Similar patterns of tree-ring formation were observed among the three species studied. In facts, the growing season of the stem started at the end of April and continued until the beginning of October. The first specie reactivating the cambium was P. cembra followed by L. decidua and P. abies. In the site facing north, we found a delay in the beginning of the growing season and in the cell enlargement phase; furthermore, a smaller number of cells in the wood ring was observed at the end of the growing season.
The second chapter presents the second method used to study the intra-annual tree-ring development. Thanks to the use of automatic dendrometers, differently to the microcores, the radial fluctuations of the stem were continually monitored. Those instruments register data every five minutes, but the measurement is indirect because it does not allow to distinguish the different phases of tree-ring formation. Moreover, the method does not permit the discrimination between new xylem cells and phloem produced and is strongly influenced by water status. Particularly, during spring, the re-hydration of wood tissues causes a stem expansion that is not linked to a real growth. Instead, the re-hydration provokes a noise in the determination of the beginning of the growing season. For that reason, the volume variation measured by dendrometers was compared with the histological data, in order to verify if the results from the two methods are the same or not. Data collected with the two methods were both processed by the Gompertz equation and the function parameters were statistically compared. This comparison did not highlight significant differences in any cases. Nevertheless, microcores resulted essential in order to calibrate the volume variation measured by dendrometers and to precisely identify the beginning of the growing season.

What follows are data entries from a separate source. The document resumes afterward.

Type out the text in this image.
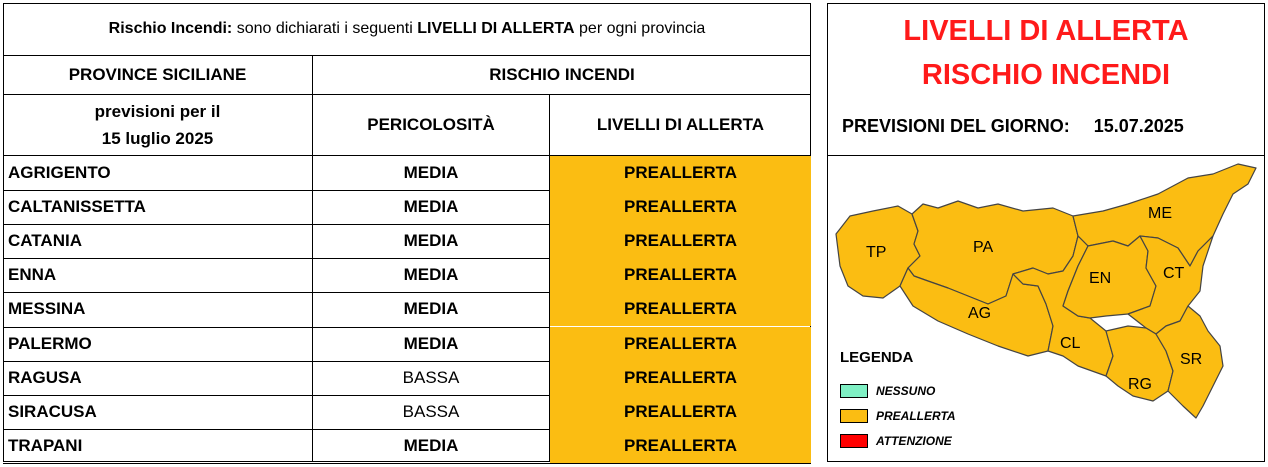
Rischio Incendi: sono dichiarati i seguenti LIVELLI DI ALLERTA per ogni provincia
PROVINCE SICILIANE	RISCHIO INCENDI
previsioni per il
15 luglio 2025
PERICOLOSITÀ	LIVELLI DI ALLERTA
AGRIGENTO	MEDIA	PREALLERTA
CALTANISSETTA	MEDIA	PREALLERTA
CATANIA	MEDIA	PREALLERTA
ENNA	MEDIA	PREALLERTA
MESSINA	MEDIA	PREALLERTA
PALERMO	MEDIA	PREALLERTA
RAGUSA	BASSA	PREALLERTA
SIRACUSA	BASSA	PREALLERTA
TRAPANI	MEDIA	PREALLERTA
LIVELLI DI ALLERTA
RISCHIO INCENDI
PREVISIONI DEL GIORNO: 15.07.2025
TP	PA
ME
EN	CT
AG
CL
SR
RG
LEGENDA
NESSUNO
PREALLERTA
ATTENZIONE
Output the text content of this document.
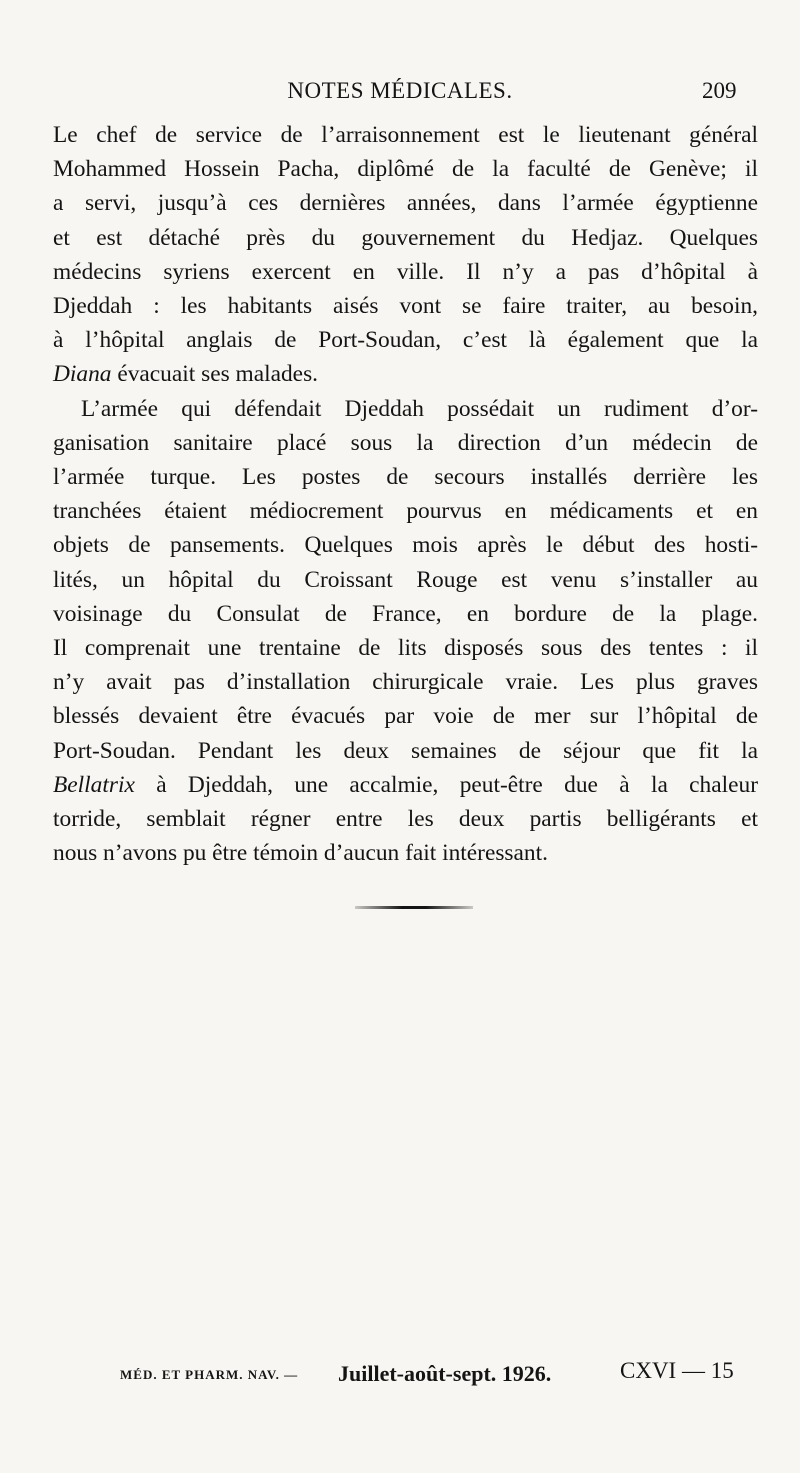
NOTES MÉDICALES.	209
Le chef de service de l’arraisonnement est le lieutenant général
Mohammed Hossein Pacha, diplômé de la faculté de Genève; il
a servi, jusqu’à ces dernières années, dans l’armée égyptienne
et est détaché près du gouvernement du Hedjaz. Quelques
médecins syriens exercent en ville. Il n’y a pas d’hôpital à
Djeddah : les habitants aisés vont se faire traiter, au besoin,
à l’hôpital anglais de Port-Soudan, c’est là également que la
Diana évacuait ses malades.
L’armée qui défendait Djeddah possédait un rudiment d’or-
ganisation sanitaire placé sous la direction d’un médecin de
l’armée turque. Les postes de secours installés derrière les
tranchées étaient médiocrement pourvus en médicaments et en
objets de pansements. Quelques mois après le début des hosti-
lités, un hôpital du Croissant Rouge est venu s’installer au
voisinage du Consulat de France, en bordure de la plage.
Il comprenait une trentaine de lits disposés sous des tentes : il
n’y avait pas d’installation chirurgicale vraie. Les plus graves
blessés devaient être évacués par voie de mer sur l’hôpital de
Port-Soudan. Pendant les deux semaines de séjour que fit la
Bellatrix à Djeddah, une accalmie, peut-être due à la chaleur
torride, semblait régner entre les deux partis belligérants et
nous n’avons pu être témoin d’aucun fait intéressant.
MÉD. ET PHARM. NAV. — Juillet-août-sept. 1926.	CXVI — 15
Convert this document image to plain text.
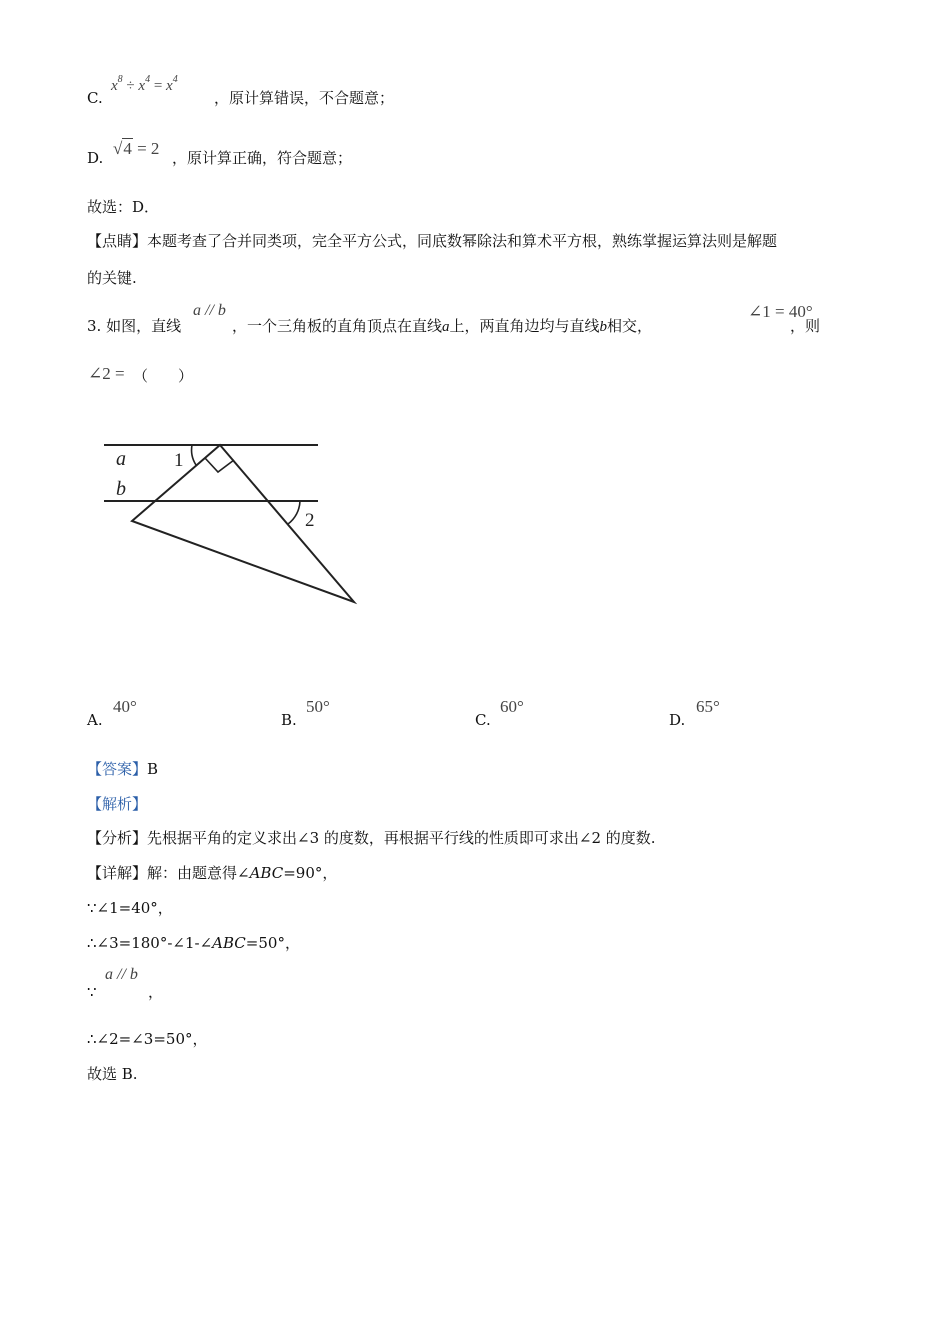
C.
$x^8 \div x^4 = x^4$
，原计算错误，不合题意；
D. √4 = 2 ，原计算正确，符合题意；
故选：D．
【点睛】本题考查了合并同类项，完全平方公式，同底数幂除法和算术平方根，熟练掌握运算法则是解题
的关键.
3. 如图，直线
a // b
，一个三角板的直角顶点在直线a上，两直角边均与直线b相交，
∠1 = 40°
，则
∠2 = （　　）
a
b
1
2
A.
40°
B.
50°
C.
60°
D.
65°
【答案】B
【解析】
【分析】先根据平角的定义求出∠3 的度数，再根据平行线的性质即可求出∠2 的度数.
【详解】解：由题意得∠ABC=90°，
∵∠1=40°，
∴∠3=180°-∠1-∠ABC=50°，
∵
a // b
，
∴∠2=∠3=50°，
故选 B.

In the third chapter, histological analysis were used to analyze the effects of a water stress on young trees of Abies balsamea which is a typical specie of boreal forest. The method utilized was the same described for the first chapter. 264 samplings were collected by taking whole young trees from which slides were realized. Young trees were submitted to two treatments: control (with no stress) and individuals with water stress. The dynamic of the ring formation did not show any differences between the two treatments. The dimension of the lumen and of the cell walls were also analyzed. The sampled cells were divided in three groups in accordance with the moment in which they were developed: pre-stress, stress and post-stress. When a water stress occurs, we found that the produced cells have smaller size, while after the treatment their size become the same of cells in control trees. The wall cells appeared more thin in treated trees than in control ones, showing that the water stress has an influence also after it was stopped.